University of Washington - Department of Statistics
Exponential-family random graph model (ERGM) has been widely applied in the fields of social network analysis, genetics (e.g. protein interaction networks), information theory etc. Because of the intractability of the likelihood function, Markov Chain Monte-Carlo (MCMC) approximation is typically applied to obtain maximum likelihood estimators (Geyer and Thompson 1992). However, ERGMs still suffer from inferential degeneracy and computational deficiency. In this talk, we present the Bayesian inference to ERGM. Simulation studies are carried out to illustrate how Bayesian analysis resolves computational degeneracy and bias-reduction problems. We particularly are interested in conjugate analysis ERGM. We are able to show the superiority of conjugate prior over non-informative priors. Various efficient MCMC algorithms are studied and compared.

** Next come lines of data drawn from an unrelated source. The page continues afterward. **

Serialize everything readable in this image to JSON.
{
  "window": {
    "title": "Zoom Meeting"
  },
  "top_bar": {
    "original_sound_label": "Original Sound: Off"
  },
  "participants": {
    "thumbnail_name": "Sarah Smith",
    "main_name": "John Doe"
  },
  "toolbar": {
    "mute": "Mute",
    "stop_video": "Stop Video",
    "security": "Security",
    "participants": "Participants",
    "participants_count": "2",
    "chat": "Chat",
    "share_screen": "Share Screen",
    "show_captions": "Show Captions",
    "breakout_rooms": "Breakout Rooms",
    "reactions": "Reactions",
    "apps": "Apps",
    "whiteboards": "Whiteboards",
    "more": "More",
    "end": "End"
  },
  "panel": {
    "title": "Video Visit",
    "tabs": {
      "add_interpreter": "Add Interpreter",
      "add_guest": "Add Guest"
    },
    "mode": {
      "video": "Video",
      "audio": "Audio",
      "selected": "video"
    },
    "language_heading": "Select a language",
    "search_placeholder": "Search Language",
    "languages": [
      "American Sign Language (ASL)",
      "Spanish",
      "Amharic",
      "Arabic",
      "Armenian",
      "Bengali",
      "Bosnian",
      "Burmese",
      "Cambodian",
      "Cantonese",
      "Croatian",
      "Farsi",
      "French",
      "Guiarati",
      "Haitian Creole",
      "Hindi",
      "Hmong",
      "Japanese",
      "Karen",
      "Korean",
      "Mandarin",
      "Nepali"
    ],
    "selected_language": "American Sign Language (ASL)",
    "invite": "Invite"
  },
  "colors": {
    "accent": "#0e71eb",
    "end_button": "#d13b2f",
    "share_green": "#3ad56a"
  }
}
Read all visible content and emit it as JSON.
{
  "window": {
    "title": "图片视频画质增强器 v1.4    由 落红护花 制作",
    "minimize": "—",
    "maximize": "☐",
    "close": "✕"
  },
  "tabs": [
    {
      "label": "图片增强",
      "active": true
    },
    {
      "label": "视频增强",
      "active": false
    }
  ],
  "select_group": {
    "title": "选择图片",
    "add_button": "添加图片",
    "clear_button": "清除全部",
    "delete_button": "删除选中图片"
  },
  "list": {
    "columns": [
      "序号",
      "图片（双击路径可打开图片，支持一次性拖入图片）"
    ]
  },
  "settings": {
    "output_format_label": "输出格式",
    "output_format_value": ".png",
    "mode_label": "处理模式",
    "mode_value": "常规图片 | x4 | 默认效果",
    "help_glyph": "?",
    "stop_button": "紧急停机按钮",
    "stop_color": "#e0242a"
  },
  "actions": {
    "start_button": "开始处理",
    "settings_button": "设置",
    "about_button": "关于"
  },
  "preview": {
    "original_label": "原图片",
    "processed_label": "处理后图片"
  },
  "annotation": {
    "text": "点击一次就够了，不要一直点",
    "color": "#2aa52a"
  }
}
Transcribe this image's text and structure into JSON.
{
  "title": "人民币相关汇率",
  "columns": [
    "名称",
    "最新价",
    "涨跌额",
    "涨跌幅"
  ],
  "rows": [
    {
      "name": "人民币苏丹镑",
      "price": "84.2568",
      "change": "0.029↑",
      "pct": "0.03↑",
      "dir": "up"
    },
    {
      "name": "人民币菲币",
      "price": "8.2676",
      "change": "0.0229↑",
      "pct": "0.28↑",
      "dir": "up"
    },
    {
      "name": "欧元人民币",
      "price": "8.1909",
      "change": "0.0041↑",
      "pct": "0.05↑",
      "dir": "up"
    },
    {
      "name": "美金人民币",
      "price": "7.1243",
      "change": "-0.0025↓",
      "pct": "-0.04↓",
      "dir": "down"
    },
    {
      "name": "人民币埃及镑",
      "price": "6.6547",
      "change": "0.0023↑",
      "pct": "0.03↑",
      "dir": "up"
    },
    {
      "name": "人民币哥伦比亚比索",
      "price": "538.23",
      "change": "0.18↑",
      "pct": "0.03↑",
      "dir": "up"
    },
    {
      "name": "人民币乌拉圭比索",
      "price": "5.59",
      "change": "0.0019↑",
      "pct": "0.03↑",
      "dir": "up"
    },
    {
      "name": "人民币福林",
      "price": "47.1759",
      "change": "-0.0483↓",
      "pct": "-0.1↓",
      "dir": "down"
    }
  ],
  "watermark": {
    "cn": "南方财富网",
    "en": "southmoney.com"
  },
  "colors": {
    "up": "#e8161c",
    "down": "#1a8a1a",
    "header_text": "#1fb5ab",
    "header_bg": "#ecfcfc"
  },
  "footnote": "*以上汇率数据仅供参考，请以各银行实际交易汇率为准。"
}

Only few studies address model selection problems for ERGM. In this talk, we propose a novel systematic procedure to conduct likelihood ratio tests to compare ERG models. Given two sets of models, we evaluate the likelihood ratio statistic, explore its sampling distribution and calculate the Monte-Carlo p-values for hypothesis testing. In addition, we develop a numerical algorithm to estimate the Bayes factor for given models. Finally, likelihood ratio tests and Bayesian model selection are tested and compared using real social network data.
Variational representation of exponential families and its application on parameter estimation of ERGM will be discussed at the end.